Half a year ago I felt I had to reorganize my finances to stay sane. I looked at my accounts and calculated how much I owed altogether. I wasn’t a fan of the final number!
After seeing my debt combined, I had to find out where my money was going and what I was doing wrong. It’s a good idea to delve into your account history to discover exactly where you’re spending your money. After my account history, I researched the causes of debt and talked to family about their spending habits. I’ve boiled it down to six of the most common reasons you’re broke.
1. Not checking your credit score.
Your credit score determines many things that you do in life. You will notice how often your credit is checked as you make larger purchases (or attempt to). If you want to open a new credit card account, lease a car, buy a house, etc., your credit will be checked and it will be a determining factor when companies are deciding whether or not to lend you money.
2. Not knowing how much you net
It’s important to know exactly what you’re bringing in each month.
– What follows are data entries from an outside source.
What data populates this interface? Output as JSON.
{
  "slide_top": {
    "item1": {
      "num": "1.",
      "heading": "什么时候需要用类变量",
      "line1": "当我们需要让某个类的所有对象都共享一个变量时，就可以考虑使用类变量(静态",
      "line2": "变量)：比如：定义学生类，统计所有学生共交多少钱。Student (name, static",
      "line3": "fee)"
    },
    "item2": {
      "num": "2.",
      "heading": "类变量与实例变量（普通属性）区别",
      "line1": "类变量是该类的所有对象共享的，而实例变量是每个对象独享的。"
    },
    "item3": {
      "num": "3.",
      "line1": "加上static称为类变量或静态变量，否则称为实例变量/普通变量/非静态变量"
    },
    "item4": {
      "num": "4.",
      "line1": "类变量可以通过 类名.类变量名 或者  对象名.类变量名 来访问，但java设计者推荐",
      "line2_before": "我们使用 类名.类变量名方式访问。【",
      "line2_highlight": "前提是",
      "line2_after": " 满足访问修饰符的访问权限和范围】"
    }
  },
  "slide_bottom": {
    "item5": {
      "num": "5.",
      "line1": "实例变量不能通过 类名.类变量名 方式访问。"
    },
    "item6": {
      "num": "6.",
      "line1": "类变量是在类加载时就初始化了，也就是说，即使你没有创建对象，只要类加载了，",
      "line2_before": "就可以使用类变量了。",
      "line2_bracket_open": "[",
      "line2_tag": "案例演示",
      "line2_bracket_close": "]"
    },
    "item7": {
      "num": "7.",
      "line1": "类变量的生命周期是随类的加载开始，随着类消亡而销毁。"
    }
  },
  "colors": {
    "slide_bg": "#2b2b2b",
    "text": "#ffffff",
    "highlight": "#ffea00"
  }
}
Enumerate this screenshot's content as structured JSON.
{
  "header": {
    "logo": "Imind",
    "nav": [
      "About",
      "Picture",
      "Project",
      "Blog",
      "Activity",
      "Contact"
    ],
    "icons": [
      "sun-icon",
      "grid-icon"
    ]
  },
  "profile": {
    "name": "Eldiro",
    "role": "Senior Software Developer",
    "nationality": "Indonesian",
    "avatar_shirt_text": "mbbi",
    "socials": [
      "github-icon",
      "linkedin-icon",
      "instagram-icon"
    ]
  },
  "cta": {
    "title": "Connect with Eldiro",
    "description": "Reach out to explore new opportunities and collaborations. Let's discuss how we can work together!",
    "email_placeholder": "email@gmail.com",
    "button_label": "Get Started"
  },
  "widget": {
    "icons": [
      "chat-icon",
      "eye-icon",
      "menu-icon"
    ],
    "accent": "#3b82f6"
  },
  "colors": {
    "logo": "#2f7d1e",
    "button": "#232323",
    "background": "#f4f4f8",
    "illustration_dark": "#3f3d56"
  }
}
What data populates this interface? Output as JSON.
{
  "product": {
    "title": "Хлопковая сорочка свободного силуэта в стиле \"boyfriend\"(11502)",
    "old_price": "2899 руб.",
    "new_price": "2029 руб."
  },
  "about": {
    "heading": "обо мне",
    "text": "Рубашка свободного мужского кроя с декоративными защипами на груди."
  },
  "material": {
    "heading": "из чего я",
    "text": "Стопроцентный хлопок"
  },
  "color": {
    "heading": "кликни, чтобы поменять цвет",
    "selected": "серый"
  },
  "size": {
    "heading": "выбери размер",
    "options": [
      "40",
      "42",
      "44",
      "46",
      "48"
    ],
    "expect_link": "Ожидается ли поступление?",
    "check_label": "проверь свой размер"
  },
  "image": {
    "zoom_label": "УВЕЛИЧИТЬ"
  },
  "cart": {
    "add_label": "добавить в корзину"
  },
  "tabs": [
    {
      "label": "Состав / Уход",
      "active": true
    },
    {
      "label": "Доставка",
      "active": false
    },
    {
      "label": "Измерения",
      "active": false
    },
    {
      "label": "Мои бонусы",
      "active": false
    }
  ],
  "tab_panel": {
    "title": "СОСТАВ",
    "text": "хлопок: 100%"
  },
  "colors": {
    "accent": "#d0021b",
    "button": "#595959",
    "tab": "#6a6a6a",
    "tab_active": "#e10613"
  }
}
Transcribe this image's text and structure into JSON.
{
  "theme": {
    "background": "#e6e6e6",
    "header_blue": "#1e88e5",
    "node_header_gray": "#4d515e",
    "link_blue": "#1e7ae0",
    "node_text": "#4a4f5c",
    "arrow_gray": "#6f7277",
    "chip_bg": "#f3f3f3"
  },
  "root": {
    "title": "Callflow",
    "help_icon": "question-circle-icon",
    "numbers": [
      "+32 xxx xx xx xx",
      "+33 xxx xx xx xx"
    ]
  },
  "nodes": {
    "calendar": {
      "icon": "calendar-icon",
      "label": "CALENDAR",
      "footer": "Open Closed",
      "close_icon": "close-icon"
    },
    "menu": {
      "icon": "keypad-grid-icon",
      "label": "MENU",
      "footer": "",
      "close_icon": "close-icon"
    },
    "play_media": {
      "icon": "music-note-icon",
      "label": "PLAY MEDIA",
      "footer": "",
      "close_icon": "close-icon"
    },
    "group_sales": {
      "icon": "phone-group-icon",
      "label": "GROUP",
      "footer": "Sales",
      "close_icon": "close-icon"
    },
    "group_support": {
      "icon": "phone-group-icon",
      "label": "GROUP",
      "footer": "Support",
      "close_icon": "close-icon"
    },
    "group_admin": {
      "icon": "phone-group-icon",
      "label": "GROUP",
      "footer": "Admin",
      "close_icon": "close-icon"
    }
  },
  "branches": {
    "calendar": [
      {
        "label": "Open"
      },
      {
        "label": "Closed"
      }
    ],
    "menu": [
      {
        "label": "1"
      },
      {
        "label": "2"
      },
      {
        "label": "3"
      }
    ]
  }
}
Keeping track of your finances includes knowing what you make, not just what you’re spending. If you’re trying to pay off your debt you don’t want to spend more than you have, and you want to put most of your paycheck towards paying off those bills! If you’re not in debt, knowing your net worth and spending only what you have, will keep you out of debt. Advice: Know what you make and don’t spend more than you have.
3. Not tracking what you have on autopay
It’s easy to have just about everything completed automatically, including your bills. The problem with automatic payments is that it’s easy to forget everything you have coming out of your bank account or being charged to your credit cards. Using one account to pay for all of these types of charges will make it easier to track everything and notice when costs rise.
4. Not paying attention to where you’re spending your money
It is imperative to know where your money is going. Along with tracking what you have on autopay, you should take note of your purchasing habits. You may find that you purchase a significant amount of a certain item. If so, you can look for it when you shop at your favorite wholesale store. This saves us a lot of money!
5. Not reading notifications from financial institutions you use
Banking and credit card institutions will often make changes to the terms of service they provide to you. They will notify you of changes to your account via messages in the inboxes on their websites and apps. Notifications won’t always make it to your personal email. Check the settings of each of your accounts to activate the option to have messages sent straight to your personal email. If you don’t want these notifications in your everyday inbox, you will need to be diligent in checking each accounts’ message center.
6. Not creating a budget
Creating a budget provides you with a structure for spending. No matter what you tell yourself, it’s not easy to make the right decisions when you’re out and about doing fun things with your friends or when you happen to walk by that shop with the perfect winter coat in the window. When you decide on a reasonable budget and commit to sticking to it, it’s much more simple to say no before swiping that credit card or handing over your cash.
Do you know your biggest causes of debt? What contributes to your debt?